I work out usually 2-4 times a week. I do 20-30 minutes of cardio. usually the elliptical machine, but sometimes the stair master. I do weights everytime I work out as well alternating days from upper body and lower body. I do sit-ups, push-ups and squats everytime I work out. I also swim once or twice a week for about 20+ minutes.

and recently i got a puppy, so i take her for alot of walks (and runs, she loves running and she's freakin fast!)


----------



## Tyester (Jun 27, 2006)

Quote:

   Originally Posted by *wattage* 
_Ouch!! Careful there!

I must admit I am loving cable exercises right now. I was on a major plateau with my triceps and cable exercises fixed that fine and dandy!! 
	

	
	
		
		

		
		
	


	


_

 
Turns out both arms are sore(first time back to crossovers in a long time) but they don't hurt so much after having a serious twinge? in my upper-middle back all day today.

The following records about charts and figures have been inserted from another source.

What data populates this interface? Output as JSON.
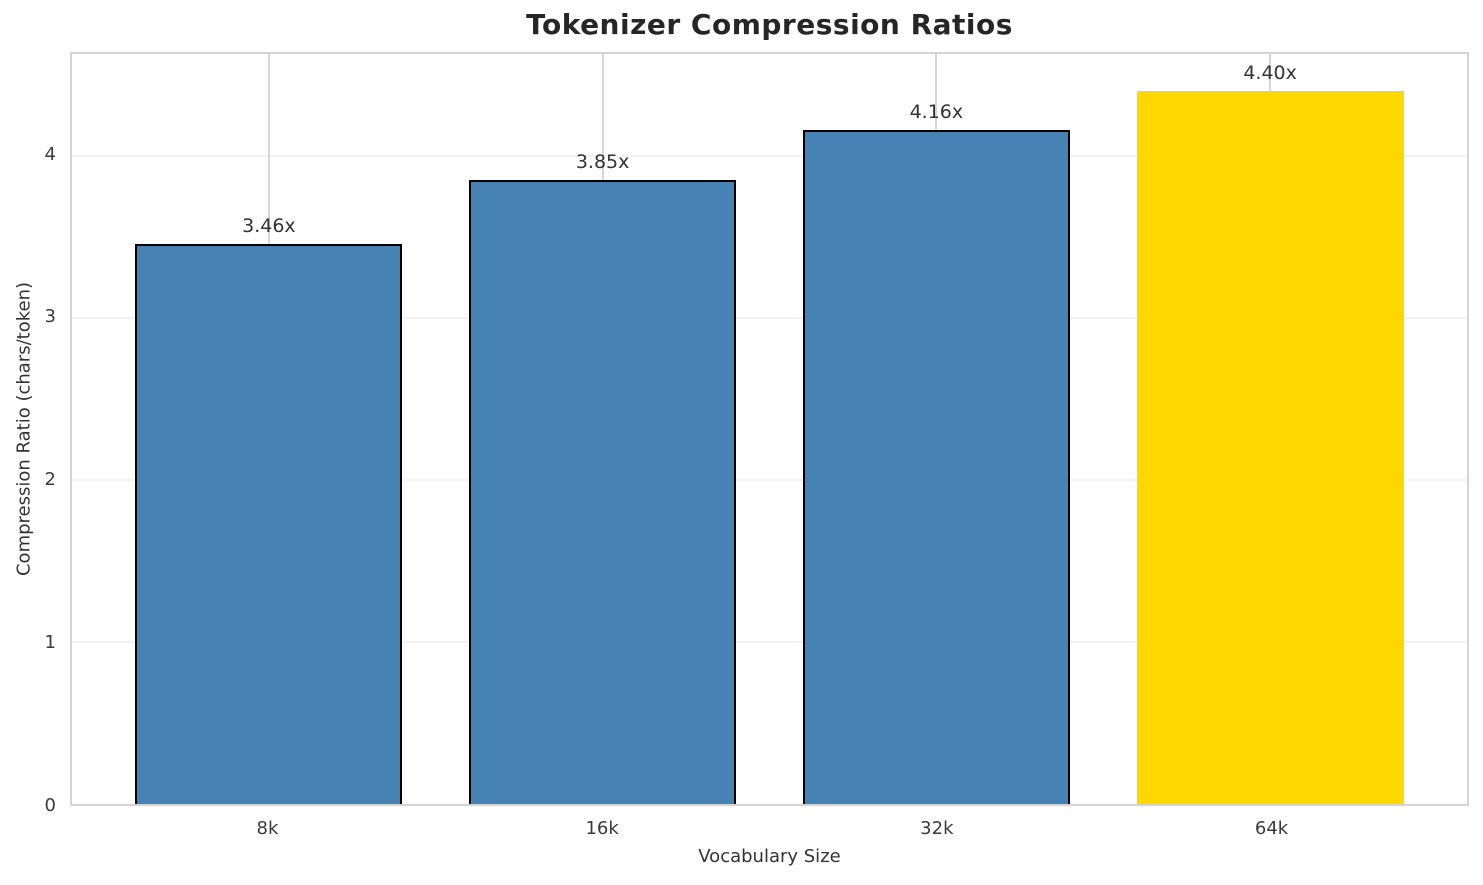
{
  "chart_data": {
    "type": "bar",
    "title": "Tokenizer Compression Ratios",
    "xlabel": "Vocabulary Size",
    "ylabel": "Compression Ratio (chars/token)",
    "categories": [
      "8k",
      "16k",
      "32k",
      "64k"
    ],
    "values": [
      3.46,
      3.85,
      4.16,
      4.4
    ],
    "bar_labels": [
      "3.46x",
      "3.85x",
      "4.16x",
      "4.40x"
    ],
    "y_ticks": [
      0,
      1,
      2,
      3,
      4
    ],
    "ylim": [
      0,
      4.63
    ],
    "grid": "both",
    "legend": "none",
    "highlight_index": 3,
    "colors": {
      "bar": "#4682B4",
      "highlight_bar": "#FFD700",
      "bar_edge": "#000000"
    }
  }
}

And cable excercises are great, but don't rely to heavily on them. Free wieghts are still the best.


----------



## ch33tah (Jul 25, 2006)

being that i'm a fitness consultant.. i LOVE to work out. plus the best gym in my city is only 3 blocks away from where I live! BONUS!

my work out is usually like this:

Monday: 1 hour of cardio. 45 minutes on either the elliptical at level 9 or 45 min run on the treadmill at 5.5 mph. then i will take a 5 min cool down on whichever machine i'm on. then for 10 minutes I will either go on a spinner bike on low intensity or the rowing machine at level 2. 
take 10 minutes to stretch. 
then i will work my arms, core and abs. i usually use dumbbells and a gymball or a cable cross over machine for my weights. for core i use the wobble boards and bosu ball. they are really fun!
then i stretch for another 10 minutes. usually after this i may go run 4 laps around the track for a light cool down. if i have time i'll go for a quick 5 min dip in the pool. that's the best part!!!

Tuesday: MOSTLY CARDIO DAY! 1 hour of cardio as above. alternating what i did the day before. stretch for 10 and i will usually skip on weights or just do core/abs. then stretch. then run and or swim. sometimes i skip that part as tuesday is really only a cardio day.

Wednesday: 1 hour of cardio. stretch for 10 minutes. Back/abs/core. stretch 10 minutes. run and swim. 

Thursday: MOSTLY CARDIO DAY. 1 hour of cardio..  stretch.. abs/core.. stretch.. and run/swim if i want. 

Friday: 1 hour cardio. stretch. Legs/abs/core. stretch. run/swim. 

saturday and sunday are usually my days off as i get plenty of cardio when i go out to the club and dance for 5 hours  sometimes i'll go on sunday and do a light cardio if i'm not too hungover. :b


----------



## DaizyDeath (Aug 15, 2006)

i take yoga 4 days a week and pilates 2 days a week then i get sundays off but i enjoy going to those classes.

Plus i think enjoying excercising is really important or youll just end up quitting and never doing it again.


----------



## ette (Aug 16, 2006)

3x a week of 45 minutes elliptical and 30 minutes bike.
1x a week or more personal trainer (which is like step ups, weight training, ab work, lunges, etc.)


----------